Cetrangoli dalla Sicilia (foto Wikimedia).

Queste ultime due ricette ricordano da vicino la preparazione dei nostri cetriolini, che non sono altro che piccoli cetrioli conservati in aceto o in salamoia.

Questo modo di sgranocchiare i cetrioli era apparentemente molto popolare tra le élite, secondo Plinio il Vecchio, che racconta questo aneddoto:

“L’imperatore Tiberio li amava con passione; non ne perdeva mai un giorno.I suoi giardinieri li coltivavano in vasche munite di ruote, li portavano al sole e, d’inverno, li mettevano in serre.“[8]

Insomma, d’ora in poi potrete dirvi che ogni volta che azzannerete un cetriolino compirete un gesto imperiale.

[1] Jacques André, Les noms des plantes dans la Rome antique, Les Belles-Lettres, 1985, p.80.

[2] Varrone, De lingua latina, Libro V, 101: Cucumeres dicuntur a curvore, ut curvimeres dicti.

[3] Plinio il Vecchio, Storia naturale, Libro XIX, 65-66: Natura oleum odere mire nec minus aquas diligunt, desecti quoque. Ad eas modice distantes adrepunt, contra oleum refugiunt aut, si quid obstet vel si pendeant, curvantur intorquenturque. Id vel una nocte deprehenditur, si vas cum aqua subiciatur, a quattuor digitorum intervallo descendentibus ante posterum diem, at si oleum eodem modo sit, in hamos curvatis.

[4] Paris, H.S. Semitic-language records of snake melons (Cucumis melo, Cucurbitaceae) in the medieval period and the “piqqus” of the “faqqous”. Genet Resour Crop Evol 59, 31–38 (2012).
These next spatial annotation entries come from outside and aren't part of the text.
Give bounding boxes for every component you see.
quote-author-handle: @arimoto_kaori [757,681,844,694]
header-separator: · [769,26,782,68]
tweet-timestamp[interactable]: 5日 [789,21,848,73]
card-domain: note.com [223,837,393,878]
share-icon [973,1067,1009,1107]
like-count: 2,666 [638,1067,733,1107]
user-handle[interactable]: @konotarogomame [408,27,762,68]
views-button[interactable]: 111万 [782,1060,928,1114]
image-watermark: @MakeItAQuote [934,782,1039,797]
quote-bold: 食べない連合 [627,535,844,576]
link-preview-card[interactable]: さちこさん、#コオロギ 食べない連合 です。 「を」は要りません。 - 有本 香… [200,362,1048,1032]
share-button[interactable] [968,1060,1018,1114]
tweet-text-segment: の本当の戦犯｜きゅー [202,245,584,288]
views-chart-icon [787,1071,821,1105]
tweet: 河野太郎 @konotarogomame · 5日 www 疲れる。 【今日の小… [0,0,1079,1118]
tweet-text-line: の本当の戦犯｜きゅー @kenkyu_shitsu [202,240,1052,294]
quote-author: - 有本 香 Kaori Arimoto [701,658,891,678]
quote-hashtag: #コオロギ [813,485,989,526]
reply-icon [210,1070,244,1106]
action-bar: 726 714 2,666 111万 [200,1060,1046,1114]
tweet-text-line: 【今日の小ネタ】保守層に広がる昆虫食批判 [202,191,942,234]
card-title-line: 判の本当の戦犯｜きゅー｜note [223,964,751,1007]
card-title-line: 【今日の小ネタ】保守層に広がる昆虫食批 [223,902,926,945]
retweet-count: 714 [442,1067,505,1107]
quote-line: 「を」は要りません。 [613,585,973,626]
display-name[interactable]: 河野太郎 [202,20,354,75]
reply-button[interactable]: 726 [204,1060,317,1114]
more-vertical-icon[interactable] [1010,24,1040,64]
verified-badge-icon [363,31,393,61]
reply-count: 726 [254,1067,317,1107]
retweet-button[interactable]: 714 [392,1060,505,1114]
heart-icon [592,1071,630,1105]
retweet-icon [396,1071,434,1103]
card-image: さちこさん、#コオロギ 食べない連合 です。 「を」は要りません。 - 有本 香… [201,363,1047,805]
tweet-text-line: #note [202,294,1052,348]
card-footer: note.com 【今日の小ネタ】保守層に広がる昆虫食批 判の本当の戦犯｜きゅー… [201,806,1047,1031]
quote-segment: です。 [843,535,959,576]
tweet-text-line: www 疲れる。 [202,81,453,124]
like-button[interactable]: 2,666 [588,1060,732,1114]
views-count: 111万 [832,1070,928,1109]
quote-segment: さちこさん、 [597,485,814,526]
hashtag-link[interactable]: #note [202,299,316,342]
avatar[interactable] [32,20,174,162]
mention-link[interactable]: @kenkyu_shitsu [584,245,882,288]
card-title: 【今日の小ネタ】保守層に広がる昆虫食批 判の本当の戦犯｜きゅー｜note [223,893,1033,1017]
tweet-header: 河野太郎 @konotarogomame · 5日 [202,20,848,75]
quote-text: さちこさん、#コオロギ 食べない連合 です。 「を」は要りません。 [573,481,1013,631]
[5] Articolo Wikipedia: concombre arménien.

[6] Apicius, Della arte della cucina, III, 6,1(82)/2(83)/3(84); IV,1,1(125)/2(126); IV,2,7(134)

[7] Op. cit. IV,1,1: Sine ructu et gravitudine teneriores senties.

[8] Plinio il Vecchio, Storia naturale, Libro XIX, 64: Mira voluptate Tiberio principi expetitus. Nullo quippe non die contigit ei. Pensiles eorum hortos promoventibus in solem rotis olitoribus rursusque hibernis diebus intra specularium munimenta revocantibus.